The Pennsylvania House Majority Leader isn’t ruling out a move to trim the state’s scheduled payments toward its pension debt.
“There’s not an appetite to reduce the collars (scheduled payments) in the House,” said Representative Mike Turzai (R-Allegheny), as he stressed the need for an overhaul to pension benefits for future employees.
Pennsylvania’s unfunded pension obligation is approaching $50 billion. That shortage for school and state worker pensions has grown, in part, due to underfunding in years’ past. Governor Corbett has proposed to reduce the scheduled payments toward that debt this year.
“It’s kicking the can down the road,” said Turzai. He declined to elaborate on his way out of a press event where House Republicans made the case for a plan to largely reduce benefits for future state and public school hires.
That plan, offered by Rep. Mike Tobash (R-Schuylkill), would enroll workers in a so-called hybrid retirement system: part traditional pension (defined benefit) and part 401(k)-style plan (defined contribution).
“The bottom line is that for a lot of employees -- sort of on order of magnitude, about half -- the cuts would be 40 percent or more,” said Stephen Herzenberg an economist and head of the left-leaning Keystone Research Center.
But Tobash said his proposal would give workers a good benefit while also being affordable for the commonwealth.

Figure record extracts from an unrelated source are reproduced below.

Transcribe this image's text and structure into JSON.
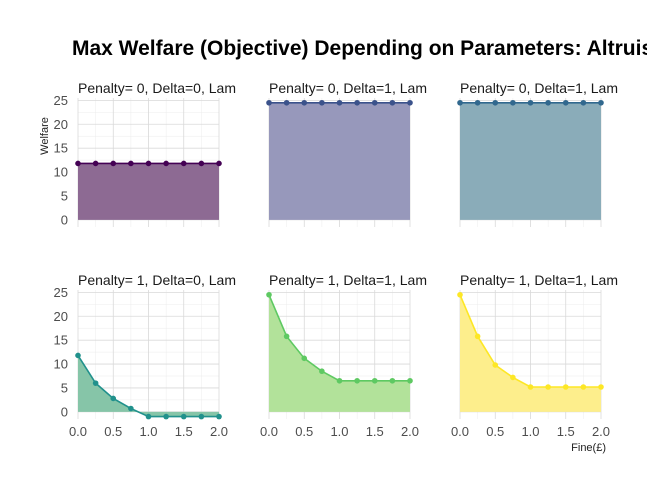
{
  "chart_data": {
    "type": "area",
    "title": "Max Welfare (Objective) Depending on Parameters: Altruism,",
    "xlabel": "Fine(£)",
    "ylabel": "Welfare",
    "x": [
      0.0,
      0.25,
      0.5,
      0.75,
      1.0,
      1.25,
      1.5,
      1.75,
      2.0
    ],
    "xlim": [
      0,
      2
    ],
    "ylim": [
      -1.5,
      25.5
    ],
    "x_ticks": [
      0.0,
      0.5,
      1.0,
      1.5,
      2.0
    ],
    "x_tick_labels": [
      "0.0",
      "0.5",
      "1.0",
      "1.5",
      "2.0"
    ],
    "y_ticks": [
      0,
      5,
      10,
      15,
      20,
      25
    ],
    "y_tick_labels": [
      "0",
      "5",
      "10",
      "15",
      "20",
      "25"
    ],
    "grid": true,
    "layout": "facet-grid 2 rows x 3 columns",
    "panels": [
      {
        "label": "Penalty= 0, Delta=0, Lam",
        "color": "#440154",
        "fill": "#8d6a93",
        "values": [
          11.8,
          11.8,
          11.8,
          11.8,
          11.8,
          11.8,
          11.8,
          11.8,
          11.8
        ]
      },
      {
        "label": "Penalty= 0, Delta=1, Lam",
        "color": "#3b528b",
        "fill": "#9798bb",
        "values": [
          24.5,
          24.5,
          24.5,
          24.5,
          24.5,
          24.5,
          24.5,
          24.5,
          24.5
        ]
      },
      {
        "label": "Penalty= 0, Delta=1, Lam",
        "color": "#31688e",
        "fill": "#8aacb9",
        "values": [
          24.5,
          24.5,
          24.5,
          24.5,
          24.5,
          24.5,
          24.5,
          24.5,
          24.5
        ]
      },
      {
        "label": "Penalty= 1, Delta=0, Lam",
        "color": "#21918c",
        "fill": "#86c5a8",
        "values": [
          11.8,
          6.0,
          2.8,
          0.7,
          -1.0,
          -1.0,
          -1.0,
          -1.0,
          -1.0
        ]
      },
      {
        "label": "Penalty= 1, Delta=1, Lam",
        "color": "#5ec962",
        "fill": "#b2e29a",
        "values": [
          24.5,
          15.8,
          11.2,
          8.5,
          6.5,
          6.5,
          6.5,
          6.5,
          6.5
        ]
      },
      {
        "label": "Penalty= 1, Delta=1, Lam",
        "color": "#fde725",
        "fill": "#fdee8c",
        "values": [
          24.5,
          15.8,
          9.8,
          7.2,
          5.2,
          5.2,
          5.2,
          5.2,
          5.2
        ]
      }
    ]
  }
}
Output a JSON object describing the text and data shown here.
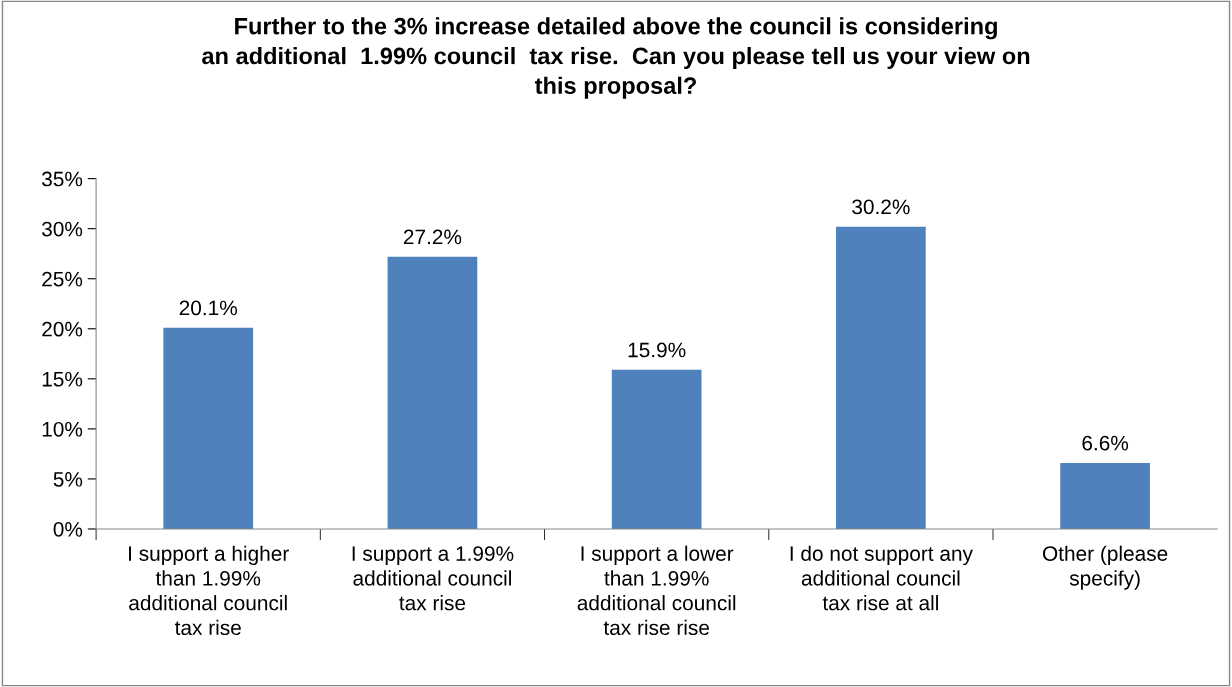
{
  "chart_data": {
    "type": "bar",
    "title": "Further to the 3% increase detailed above the council is considering\nan additional  1.99% council  tax rise.  Can you please tell us your view on\nthis proposal?",
    "categories": [
      "I support a higher\nthan 1.99%\nadditional council\ntax rise",
      "I support a 1.99%\nadditional council\ntax rise",
      "I support a lower\nthan 1.99%\nadditional council\ntax rise rise",
      "I do not support any\nadditional council\ntax rise at all",
      "Other (please\nspecify)"
    ],
    "values": [
      20.1,
      27.2,
      15.9,
      30.2,
      6.6
    ],
    "value_labels": [
      "20.1%",
      "27.2%",
      "15.9%",
      "30.2%",
      "6.6%"
    ],
    "color": "#4f81bd",
    "ylim": [
      0,
      35
    ],
    "yticks": [
      {
        "value": 0,
        "label": "0%"
      },
      {
        "value": 5,
        "label": "5%"
      },
      {
        "value": 10,
        "label": "10%"
      },
      {
        "value": 15,
        "label": "15%"
      },
      {
        "value": 20,
        "label": "20%"
      },
      {
        "value": 25,
        "label": "25%"
      },
      {
        "value": 30,
        "label": "30%"
      },
      {
        "value": 35,
        "label": "35%"
      }
    ],
    "grid": false,
    "legend": false
  }
}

“It’s not an entitlement that everyone retires at age 50,” Tobash said. “It sounds nice, and if that has become the expectation in the commonwealth of Pennsylvania, I can tell you that, that’s why we can’t afford this.”
Supporters note that even if the overhaul is passed, the state will still have to face down its existing pension debt.
“This is a separate issue entirely,” said Rep. Chris Ross (R-Chester), of overhauling pension benefits. “We have got to change the trajectory of where we’re going on this as soon as possible, or it’s going to be disastrous for the commonwealth. We will still have a budget issue. We still have to solve the budget.”